Jantjie ha ofrecido una posible explicación, no menos pasmosa, de su conducta: quizá le sobrepasó la magnitud del acto o le embargó un exceso de felicidad durante todo el día, sobreexcitación perjudicial para su trabajo. En cualquier caso —afirma—, sufrió un episodio de esquizofrenia: oía voces y veía ángeles, lo que le impidió seguir los discursos en el estadio Soccer City de Johannesburgo.

También es inaudito que, al advertirse su extraña y extravagante actuación, no hubiera sido bajado del escenario y sustituido. Los mudos que presenciaban la supuesta traducción seguramente estaban estupefactos e indignados.

Por supuesto, los engaños de los grandes impostores de la historia son conductas reprobables, pero no podemos dejar de reconocerles cierto ingenio o al menos cierta habilidad para hacer caer en las falsas creencias a las víctimas de sus falsedades. Algunos han llevado sus imposturas a extremos escandalosos. Recordemos unos cuantos casos.

Enric Marco aprovechó la coincidencia de iniciales para hacer creer que era superviviente del campo de concentración nazi de Flossenbürg y convertirse en la voz de los supervivientes españoles. Su historia le valió ser invitado a conferencias y congresos que le redituaron fama y dinero. El historiador Benito Bermejo advirtió el fraude en 2005, y Marco tuvo que reconocer su mentira.

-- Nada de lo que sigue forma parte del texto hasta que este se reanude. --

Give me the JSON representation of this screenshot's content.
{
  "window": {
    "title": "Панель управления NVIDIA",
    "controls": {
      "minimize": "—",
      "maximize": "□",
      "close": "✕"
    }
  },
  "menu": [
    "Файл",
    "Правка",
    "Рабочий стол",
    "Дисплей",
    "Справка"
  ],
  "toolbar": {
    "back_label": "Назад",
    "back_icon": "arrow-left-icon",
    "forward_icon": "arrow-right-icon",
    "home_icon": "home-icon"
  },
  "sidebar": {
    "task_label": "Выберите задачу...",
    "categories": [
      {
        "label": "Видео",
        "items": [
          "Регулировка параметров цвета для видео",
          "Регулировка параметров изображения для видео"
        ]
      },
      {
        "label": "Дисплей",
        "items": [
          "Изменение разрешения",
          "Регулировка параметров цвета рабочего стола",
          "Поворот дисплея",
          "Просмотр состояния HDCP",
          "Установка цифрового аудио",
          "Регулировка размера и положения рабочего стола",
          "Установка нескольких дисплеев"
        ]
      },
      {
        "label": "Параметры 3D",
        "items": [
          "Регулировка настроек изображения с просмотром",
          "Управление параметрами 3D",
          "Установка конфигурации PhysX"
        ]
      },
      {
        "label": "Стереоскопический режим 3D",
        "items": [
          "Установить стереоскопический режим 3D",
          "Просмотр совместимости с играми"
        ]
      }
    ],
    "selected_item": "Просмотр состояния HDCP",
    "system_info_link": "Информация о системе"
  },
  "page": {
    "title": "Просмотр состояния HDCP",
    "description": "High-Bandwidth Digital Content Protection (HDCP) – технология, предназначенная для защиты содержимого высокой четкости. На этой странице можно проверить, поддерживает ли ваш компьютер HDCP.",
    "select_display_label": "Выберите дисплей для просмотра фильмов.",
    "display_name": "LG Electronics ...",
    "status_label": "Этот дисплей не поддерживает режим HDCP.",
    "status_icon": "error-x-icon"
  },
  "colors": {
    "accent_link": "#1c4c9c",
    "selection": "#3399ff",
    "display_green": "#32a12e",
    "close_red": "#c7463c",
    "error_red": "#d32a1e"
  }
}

El hijo de un fontanero inglés de Plymton, Inglaterra, se hizo pasar por un monje budista llamado Lobsang Rampa, con cuya identidad logró notoriedad y fortuna al publicar los bestsellers El tercer ojo y La historia de Rampa, en los que contaba su difícil formación religiosa en un templo de Lhasa. En realidad, el autor de los libros nunca había estado en el Tíbet. Los expertos en budismo contrataron al detective Clifford Burgess, quien descubrió que el tal Lobsang Rampa era Cyril Henry Hoskin, quien se justificó asegurando que él no era Rampa, pero ocupaba su cuerpo.

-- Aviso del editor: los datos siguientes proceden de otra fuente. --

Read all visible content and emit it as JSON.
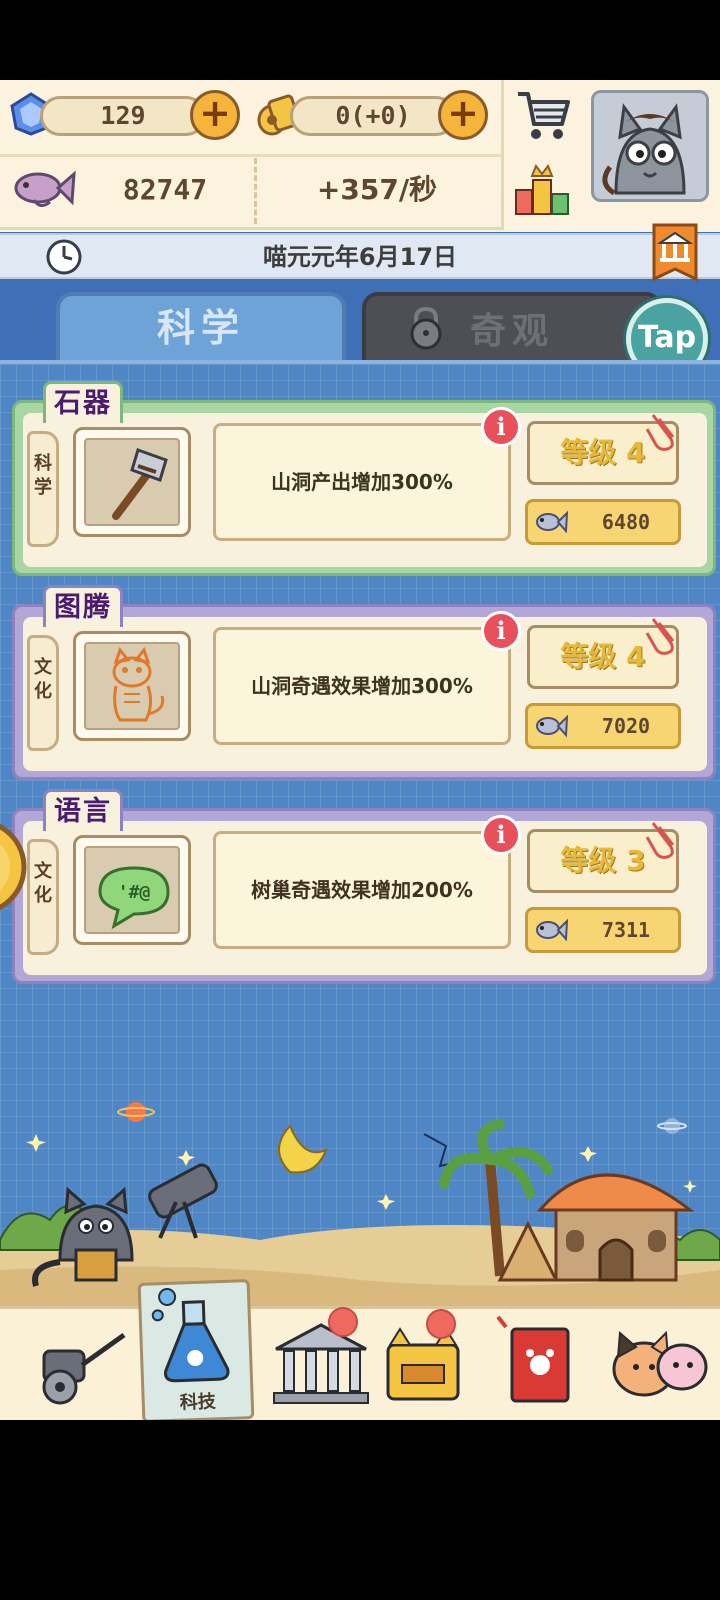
{
  "resources": {
    "gems": "129",
    "coins": "0(+0)",
    "fish_total": "82747",
    "fish_rate": "+357/秒"
  },
  "date": "喵元元年6月17日",
  "tabs": {
    "science": "科学",
    "wonder": "奇观"
  },
  "tap_label": "Tap",
  "techs": [
    {
      "title": "石器",
      "category": "科学",
      "description": "山洞产出增加300%",
      "level": "等级 4",
      "cost": "6480",
      "icon": "stone-hammer-icon"
    },
    {
      "title": "图腾",
      "category": "文化",
      "description": "山洞奇遇效果增加300%",
      "level": "等级 4",
      "cost": "7020",
      "icon": "cat-totem-icon"
    },
    {
      "title": "语言",
      "category": "文化",
      "description": "树巢奇遇效果增加200%",
      "level": "等级 3",
      "cost": "7311",
      "icon": "speech-bubble-icon"
    }
  ],
  "info_glyph": "i",
  "bottom_nav": {
    "active_label": "科技",
    "items": [
      "chariot-icon",
      "flask-icon",
      "museum-icon",
      "treasure-chest-icon",
      "cat-book-icon",
      "cat-friends-icon"
    ]
  },
  "colors": {
    "board_blue": "#4f86c6",
    "card_green": "#a8d7a4",
    "card_purple": "#b2a7d6",
    "level_gold": "#e8b838",
    "info_red": "#e8505b"
  }
}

El caso más dramático —que dio lugar a un libro y varias películas— fue el del francés Jean Claude Romand, quien durante 18 años hizo creer a su esposa, sus hijos, sus padres y sus amigos que era médico y alto funcionario de la Organización Mundial de la Salud. Cuando les decía que tenía que viajar se pasaba los días en un hotel. Tenía buenos ingresos, producto del dinero que le daban mujeres a las que engañaba proponiéndoles negocios jugosos. Una de esas mujeres descubrió que era un defraudador y lo denunció en 1993. Para evitarles la vergüenza, asesinó a su mujer, a su hija de siete años, a su hijo de cinco y a sus padres. Después intentó suicidarse permaneciendo en su casa a la que prendió fuego. Fue rescatado por los bomberos, juzgado y condenado a cadena perpetua.